On my brand-new Baldwin Hamilton studio piano, walnut finish and all, I decided I would play everything perfectly. After a few sessions of carefully sight-reading through some Bach and Brahms, I came up with the idea of learning only a measure or two of each piece at a time. I started with Beethoven's first sonata (F minor, Op. 2, No. 1) and Bach's B flat major partita.
This proved both boring and inadequate. The mind can hold so much more information than this, for one thing. For another, if you learn only a tiny amount of a piece at a time without at least somewhat knowing the context (structure, harmony), your mind has nothing to connect this new bit of knowledge with. Bar lines are artificial constructs providing simple rhythmic divisions and groupings, so this is a fragmented, sterile method of learning. Probably the only reason I learned as much as I did in this way is that I was already familiar with the pieces, at least aurally, so I wasn't starting from a place of no knowledge at all.

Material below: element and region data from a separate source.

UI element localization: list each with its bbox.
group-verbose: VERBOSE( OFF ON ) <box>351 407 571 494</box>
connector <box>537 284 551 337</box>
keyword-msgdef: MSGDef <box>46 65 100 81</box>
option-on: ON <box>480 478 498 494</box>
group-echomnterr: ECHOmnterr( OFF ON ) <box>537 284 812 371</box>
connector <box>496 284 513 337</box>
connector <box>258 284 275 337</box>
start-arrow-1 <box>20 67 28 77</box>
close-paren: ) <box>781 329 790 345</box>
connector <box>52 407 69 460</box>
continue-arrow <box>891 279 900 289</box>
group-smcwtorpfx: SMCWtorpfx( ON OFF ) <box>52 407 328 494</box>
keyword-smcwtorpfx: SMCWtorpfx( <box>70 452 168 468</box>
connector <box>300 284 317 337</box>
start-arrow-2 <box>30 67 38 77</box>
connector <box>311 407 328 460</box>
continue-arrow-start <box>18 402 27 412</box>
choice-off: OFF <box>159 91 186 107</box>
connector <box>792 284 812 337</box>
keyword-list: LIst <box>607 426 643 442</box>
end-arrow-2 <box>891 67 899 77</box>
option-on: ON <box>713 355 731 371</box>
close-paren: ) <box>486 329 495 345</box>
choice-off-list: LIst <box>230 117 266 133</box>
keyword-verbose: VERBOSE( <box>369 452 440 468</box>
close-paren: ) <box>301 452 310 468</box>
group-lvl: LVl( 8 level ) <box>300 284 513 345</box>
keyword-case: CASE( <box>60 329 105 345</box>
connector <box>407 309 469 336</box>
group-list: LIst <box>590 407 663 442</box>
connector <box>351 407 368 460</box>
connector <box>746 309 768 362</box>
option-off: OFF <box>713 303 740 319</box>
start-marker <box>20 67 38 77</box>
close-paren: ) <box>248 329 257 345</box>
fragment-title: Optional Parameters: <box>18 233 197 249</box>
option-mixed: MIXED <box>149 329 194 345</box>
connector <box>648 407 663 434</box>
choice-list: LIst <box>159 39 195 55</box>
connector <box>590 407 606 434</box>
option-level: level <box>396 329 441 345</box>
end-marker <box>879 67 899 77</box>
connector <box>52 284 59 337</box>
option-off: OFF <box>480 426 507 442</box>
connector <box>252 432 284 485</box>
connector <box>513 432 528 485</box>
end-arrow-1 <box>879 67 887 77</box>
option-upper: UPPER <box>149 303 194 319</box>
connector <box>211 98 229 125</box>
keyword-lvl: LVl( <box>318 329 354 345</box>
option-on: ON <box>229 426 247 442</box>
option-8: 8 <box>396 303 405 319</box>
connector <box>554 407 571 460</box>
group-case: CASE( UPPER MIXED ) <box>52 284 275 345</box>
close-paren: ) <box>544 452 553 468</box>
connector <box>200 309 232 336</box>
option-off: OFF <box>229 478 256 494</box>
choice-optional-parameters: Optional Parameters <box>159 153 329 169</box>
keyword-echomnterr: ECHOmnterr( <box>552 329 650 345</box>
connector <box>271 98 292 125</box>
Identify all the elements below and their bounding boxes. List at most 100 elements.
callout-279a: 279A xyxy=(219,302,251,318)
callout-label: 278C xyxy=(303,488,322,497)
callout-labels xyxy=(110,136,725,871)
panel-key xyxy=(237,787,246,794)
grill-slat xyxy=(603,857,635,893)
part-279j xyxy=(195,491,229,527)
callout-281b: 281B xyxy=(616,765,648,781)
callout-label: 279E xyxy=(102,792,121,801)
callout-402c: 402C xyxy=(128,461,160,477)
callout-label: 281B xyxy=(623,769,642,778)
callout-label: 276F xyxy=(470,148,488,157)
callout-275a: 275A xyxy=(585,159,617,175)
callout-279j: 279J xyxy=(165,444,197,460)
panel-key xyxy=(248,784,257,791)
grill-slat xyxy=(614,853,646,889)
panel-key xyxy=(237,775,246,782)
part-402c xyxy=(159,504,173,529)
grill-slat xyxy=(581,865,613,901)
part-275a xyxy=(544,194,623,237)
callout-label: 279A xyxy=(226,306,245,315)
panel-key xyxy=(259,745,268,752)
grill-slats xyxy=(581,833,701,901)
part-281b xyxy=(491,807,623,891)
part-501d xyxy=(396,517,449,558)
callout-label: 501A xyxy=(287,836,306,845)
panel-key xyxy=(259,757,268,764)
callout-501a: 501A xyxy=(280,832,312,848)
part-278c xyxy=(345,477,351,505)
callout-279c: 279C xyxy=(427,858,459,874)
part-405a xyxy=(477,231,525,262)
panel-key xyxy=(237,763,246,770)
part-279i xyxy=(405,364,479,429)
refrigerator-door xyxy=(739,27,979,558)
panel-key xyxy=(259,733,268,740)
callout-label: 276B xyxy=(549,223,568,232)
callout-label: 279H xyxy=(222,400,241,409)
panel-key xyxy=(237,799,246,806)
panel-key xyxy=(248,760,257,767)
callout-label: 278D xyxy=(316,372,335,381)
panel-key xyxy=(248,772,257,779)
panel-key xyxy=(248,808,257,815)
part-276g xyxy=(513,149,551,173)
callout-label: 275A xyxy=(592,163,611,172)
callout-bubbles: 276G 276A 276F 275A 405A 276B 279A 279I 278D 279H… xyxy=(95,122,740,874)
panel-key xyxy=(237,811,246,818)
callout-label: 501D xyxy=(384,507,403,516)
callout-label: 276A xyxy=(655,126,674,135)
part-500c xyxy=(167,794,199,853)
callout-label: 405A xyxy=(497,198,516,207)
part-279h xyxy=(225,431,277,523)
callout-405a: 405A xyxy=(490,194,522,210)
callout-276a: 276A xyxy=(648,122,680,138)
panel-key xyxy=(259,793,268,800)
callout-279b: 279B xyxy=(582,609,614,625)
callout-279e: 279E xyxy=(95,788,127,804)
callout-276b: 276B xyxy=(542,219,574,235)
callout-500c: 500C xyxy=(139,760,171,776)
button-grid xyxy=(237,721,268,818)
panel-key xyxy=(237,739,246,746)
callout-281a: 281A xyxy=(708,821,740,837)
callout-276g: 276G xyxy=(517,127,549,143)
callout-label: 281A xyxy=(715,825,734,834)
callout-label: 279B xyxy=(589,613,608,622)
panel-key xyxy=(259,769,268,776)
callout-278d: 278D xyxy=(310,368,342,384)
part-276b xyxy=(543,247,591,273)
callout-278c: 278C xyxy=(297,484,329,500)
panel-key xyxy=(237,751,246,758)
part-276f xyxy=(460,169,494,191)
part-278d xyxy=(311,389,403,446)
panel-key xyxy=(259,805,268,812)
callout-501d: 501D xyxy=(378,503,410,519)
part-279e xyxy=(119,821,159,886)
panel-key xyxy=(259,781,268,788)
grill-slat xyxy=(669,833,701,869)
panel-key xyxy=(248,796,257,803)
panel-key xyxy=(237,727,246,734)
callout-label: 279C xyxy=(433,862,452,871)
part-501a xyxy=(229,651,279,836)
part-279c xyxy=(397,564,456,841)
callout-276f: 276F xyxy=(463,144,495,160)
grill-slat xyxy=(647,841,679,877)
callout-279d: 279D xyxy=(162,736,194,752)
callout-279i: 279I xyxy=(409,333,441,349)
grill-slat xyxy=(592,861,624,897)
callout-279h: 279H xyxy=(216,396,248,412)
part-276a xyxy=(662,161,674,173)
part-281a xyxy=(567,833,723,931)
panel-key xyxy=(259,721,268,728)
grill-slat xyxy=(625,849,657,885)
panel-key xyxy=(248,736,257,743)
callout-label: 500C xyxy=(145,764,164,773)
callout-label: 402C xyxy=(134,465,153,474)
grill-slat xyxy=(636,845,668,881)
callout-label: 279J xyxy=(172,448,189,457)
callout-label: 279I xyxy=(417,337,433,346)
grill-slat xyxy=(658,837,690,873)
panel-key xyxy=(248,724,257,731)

At any rate, I didn't get very far, or obtain much enjoyment. My piano playing dwindled down, along with my cello playing, as I became busy with other parts of my life.
When I first considered working at nonmusic jobs, my goal was to find a job that paid enough to live on that would also leave me enough time and energy to do other things. I remember calculating exactly how many hours I would have to myself after subtracting work, commuting, sleeping, and eating. They were always dismayingly few.
As long as I was doing the court reporting gig, I could maintain the illusion that this was just a temporary thing until I found my niche as a musician. I took any music job that came along, whether it was a wedding in Bethesda or an orchestra concert in Hagerstown (with a 3-hour commute).
There was a turning point. I sent a tape applying for a spot to play a recital at Montpelier Mansion in Laurel. For some reason, I told myself that if I didn't get it, it meant I wasn't any good and I should quit trying. Maybe I was looking for an excuse. It really is hard to go to work all day, even if the job is not challenging or difficult, and then come home and practice. It's like working a second job -- and in my case, this job didn't pay anything. I was tired of trying to keep my hard pieces ready. They weren't music to me anymore, but drudgery, an exercise. It has occurred to me to wonder what I'd have done if I had gotten that gig (which, as I recall was just a one-time deal and didn't pay anything, either). It would have been a validation, I suppose, but then I would have had to scrape my way through a whole recital, and I wasn't at all in the right frame of mind for it.
That's the paradoxical plight of the musician. On the one hand, music is a fresh, eternally young, spontaneous thing, and the most appealing players have an attitude to match. On the other hand, gaining the skill to play it involves daily drudging. A harpist with one of the military bands once told me, "When you're young, they don't tell you that you're going to have to practice every day for the rest of your life!"